A pesar de haberse visto obligada a huir de su hogar por las amenazas, la activista se pronuncia contra la violencia que ataca a las personas lesbianas, gays, bisexuales, transgénero e intersexo.

SAN SALVADOR, El Salvador, 2 de diciembre de 2016 (ACNUR/UNHCR) - Después de sobrevivir a tres intentos de asesinato, Karla Avelar, activista transgénero salvadoreña, continúa mudándose de casa en casa para escapar de una nueva tentativa. Debido a las amenazas que ha recibido por teléfono, en internet y por escrito, ha cambiado de casa cuatro veces en el último año.

“He sobrevivido a tres tentativas de asesinato, pero no creo que logre sobrevivir a una cuarta”, declara Karla Avelar, de 38 años, mientras muestra su cuerpo cubierto por las cicatrices que le han dejado las balas y las puñaladas.

Avelar cuenta que no puede confiar en la protección de la policía, afirmando que los oficiales salvadoreños rara vez se toman en serio los ataques contra las personas trangénero. Las fuerzas policiales también se están viendo sobrepasadas en el que se ha convertido el país con el índice de asesinatos más alto de todo el mundo occidental, con más de 6.000 homicidios el año pasado, en un país con solo 6 millones de habitantes. Y por si esto no fuera suficiente, además Karla vive con VIH.

Pero, a pesar de todas las amenazas, Karla Avelar continúa luchando, no solo por su propia vida, sino también por las de otras personas que viven una situación similar a la suya. Ella lidera el grupo de activistas “Comunicando y Capacitando a Mujeres Trans” (COMCAVIS). Su historia y su búsqueda ilustran los principales problemas a los que se enfrenta la comunidad LGBTI (lesbianas, gays, bisexuales, transgénero e intersexo) en El Salvador, los cuales provocan que muchos huyan para salvar sus vidas.

“He sobrevivido a tres tentativas de asesinato, pero no creo que logre sobrevivir a una cuarta”.

Las personas LGTBI, especialmente las mujeres trangénero más visibles, no solo se enfrentan a los ataques motivados por el odio esta región, con una larga historia de homofobia. Estas personas también se enfrentan a abusos y exacciones por parte de los miembros de una banda sanguinaria conocida como la Mara Salvatrucha. La violencia obliga a que muchas personas, como Karla Avelar, tengan que huir de sus hogares y moverse dentro del país o buscar asilo en el extranjero.

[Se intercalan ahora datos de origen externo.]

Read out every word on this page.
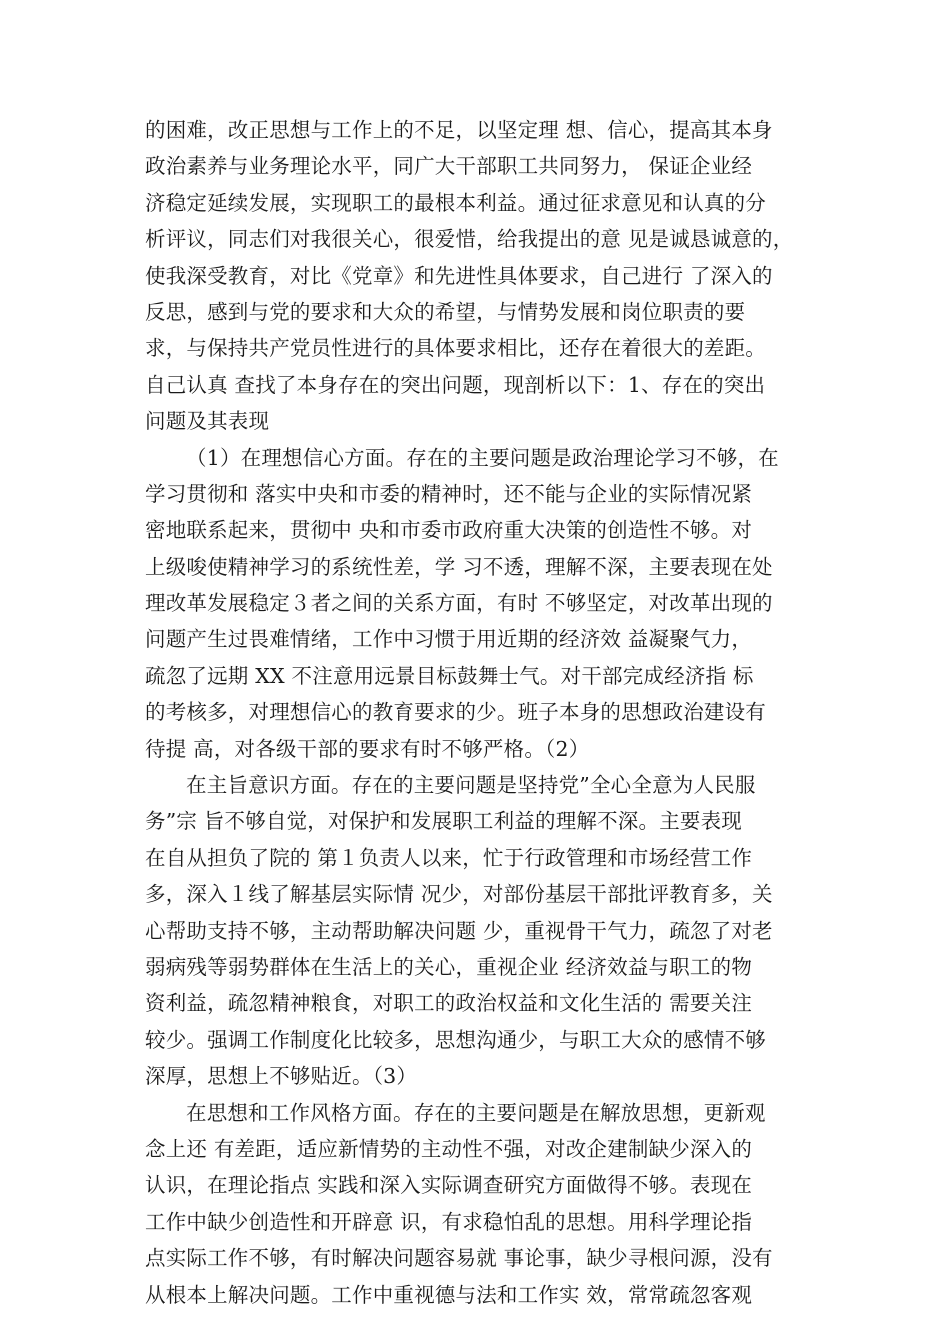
的困难，改正思想与工作上的不足，以坚定理 想、信心，提高其本身
政治素养与业务理论水平，同广大干部职工共同努力， 保证企业经
济稳定延续发展，实现职工的最根本利益。通过征求意见和认真的分
析评议，同志们对我很关心，很爱惜，给我提出的意 见是诚恳诚意的，
使我深受教育，对比《党章》和先进性具体要求，自己进行 了深入的
反思，感到与党的要求和大众的希望，与情势发展和岗位职责的要
求，与保持共产党员性进行的具体要求相比，还存在着很大的差距。
自己认真 查找了本身存在的突出问题，现剖析以下：1、存在的突出
问题及其表现
（1）在理想信心方面。存在的主要问题是政治理论学习不够，在
学习贯彻和 落实中央和市委的精神时，还不能与企业的实际情况紧
密地联系起来，贯彻中 央和市委市政府重大决策的创造性不够。对
上级唆使精神学习的系统性差，学 习不透，理解不深，主要表现在处
理改革发展稳定３者之间的关系方面，有时 不够坚定，对改革出现的
问题产生过畏难情绪，工作中习惯于用近期的经济效 益凝聚气力，
疏忽了远期 XX 不注意用远景目标鼓舞士气。对干部完成经济指 标
的考核多，对理想信心的教育要求的少。班子本身的思想政治建设有
待提 高，对各级干部的要求有时不够严格。（2）
在主旨意识方面。存在的主要问题是坚持党”全心全意为人民服
务”宗 旨不够自觉，对保护和发展职工利益的理解不深。主要表现
在自从担负了院的 第１负责人以来，忙于行政管理和市场经营工作
多，深入１线了解基层实际情 况少，对部份基层干部批评教育多，关
心帮助支持不够，主动帮助解决问题 少，重视骨干气力，疏忽了对老
弱病残等弱势群体在生活上的关心，重视企业 经济效益与职工的物
资利益，疏忽精神粮食，对职工的政治权益和文化生活的 需要关注
较少。强调工作制度化比较多，思想沟通少，与职工大众的感情不够
深厚，思想上不够贴近。（3）
在思想和工作风格方面。存在的主要问题是在解放思想，更新观
念上还 有差距，适应新情势的主动性不强，对改企建制缺少深入的
认识，在理论指点 实践和深入实际调查研究方面做得不够。表现在
工作中缺少创造性和开辟意 识，有求稳怕乱的思想。用科学理论指
点实际工作不够，有时解决问题容易就 事论事，缺少寻根问源，没有
从根本上解决问题。工作中重视德与法和工作实 效，常常疏忽客观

“Hay un número muy elevado de personas LGBTI que intentan escapar y encontrar un lugar más seguro para vivir, ya que son objeto de persecución debido a su orientación sexual”, explica Elisa Carlaccini, jefa de la oficina de ACNUR, la Agencia de la ONU para los Refugiados, en El Salvador.

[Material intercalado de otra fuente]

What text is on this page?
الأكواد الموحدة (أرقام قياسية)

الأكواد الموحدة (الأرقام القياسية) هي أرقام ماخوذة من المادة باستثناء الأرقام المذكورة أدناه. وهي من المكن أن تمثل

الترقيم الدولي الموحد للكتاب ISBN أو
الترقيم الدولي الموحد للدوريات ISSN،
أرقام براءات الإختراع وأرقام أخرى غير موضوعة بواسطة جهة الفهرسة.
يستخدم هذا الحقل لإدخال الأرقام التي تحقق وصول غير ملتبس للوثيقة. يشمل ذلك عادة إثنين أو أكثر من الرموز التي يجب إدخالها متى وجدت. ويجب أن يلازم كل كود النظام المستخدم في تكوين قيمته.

La primera tentativa de homicidio contra Avelar se produjo en 1992 cuando era una adolescente, durante una ola de asesinatos de mujeres trangénero, los que se cree fueron crímenes de odio cometidos por un asesino en serie. Cuando el atacante puso la pistola calibre 45 sobre Avelar, ella logró desarmarlo. Sin embargo, él sacó una segunda pistola y le disparó nueve veces. Un guardia de seguridad encontró en plena calle su cuerpo acribillado por las balas. “Tuve suerte”, dice Karla.

El segundo ataque fue en 2008 por parte de la Mara Salvatrucha. Avelar era trabajadora sexual, y la pandilla le exigía a ella y a sus compañeras un pago semanal de $25 dólares en concepto de protección. Pero Karla se negó.

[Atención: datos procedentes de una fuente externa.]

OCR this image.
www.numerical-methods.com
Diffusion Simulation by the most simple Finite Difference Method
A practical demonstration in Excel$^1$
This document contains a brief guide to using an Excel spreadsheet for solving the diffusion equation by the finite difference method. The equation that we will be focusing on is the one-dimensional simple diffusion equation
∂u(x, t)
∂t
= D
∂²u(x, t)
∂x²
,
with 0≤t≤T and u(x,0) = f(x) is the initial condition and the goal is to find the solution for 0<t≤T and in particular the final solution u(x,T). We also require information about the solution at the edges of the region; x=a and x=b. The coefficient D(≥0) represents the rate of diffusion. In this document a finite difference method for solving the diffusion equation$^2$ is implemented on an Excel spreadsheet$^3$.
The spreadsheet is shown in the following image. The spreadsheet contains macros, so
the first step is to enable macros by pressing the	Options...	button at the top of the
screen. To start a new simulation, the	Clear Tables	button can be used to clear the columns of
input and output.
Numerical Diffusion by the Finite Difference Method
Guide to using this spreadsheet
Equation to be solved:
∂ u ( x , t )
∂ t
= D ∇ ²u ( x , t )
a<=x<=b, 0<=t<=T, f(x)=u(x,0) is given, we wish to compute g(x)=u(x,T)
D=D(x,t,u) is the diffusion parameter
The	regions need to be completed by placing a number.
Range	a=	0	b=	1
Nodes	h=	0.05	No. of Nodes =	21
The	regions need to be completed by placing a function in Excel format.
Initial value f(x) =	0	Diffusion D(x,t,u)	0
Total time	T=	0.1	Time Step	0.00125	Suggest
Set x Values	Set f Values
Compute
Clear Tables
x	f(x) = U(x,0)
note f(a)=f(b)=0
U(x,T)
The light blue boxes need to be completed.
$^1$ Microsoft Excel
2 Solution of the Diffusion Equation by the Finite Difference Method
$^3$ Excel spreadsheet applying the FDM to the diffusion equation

“Me amenazaron y ocho días después, intentaron matarme”, recuerda.

Esta vez, le dispararon cinco tiros. Sin embargo, ella no solo sobrevivió, sino que se convirtió en una figura pública al denunciar los ataques de las maras contra las personas trangénero. “Ellos (los miembros de las maras) desarrollaron un fuerte odio hacia mí. Estaban decididos a matarme”, explica.

Los pandilleros lo intentaron de nuevo en 2012, cuando la atacaron sigilosamente con dos cuchillos. De nuevo, sobrevivió y continuó llamando la atención sobre la violencia.

Aparte de sus profundas cicatrices, los ataques le causaron heridas en los intestinos, hígado y pulmones, teniendo que someterse a varias cirugías y sufriendo más complicaciones. Pero para ella, el daño psicológico es aún peor. “Todos los días tengo que verme a mí y a mis cicatrices, me han marcado de por vida, y eso me hace llorar”, confiesa Karla.

El número de personas que han huido de las pandillas y de otras formas de violencia en El Salvador, Guatemala y Honduras ha aumentado a niveles nunca antes vistos desde que los conflictos armados arrasaran la región en la década de 1980. Solamente en 2015, el número de solicitantes de asilo provenientes de la región llegó a los casi 110.000, una cifra que se ha quintuplicado en los últimos tres años.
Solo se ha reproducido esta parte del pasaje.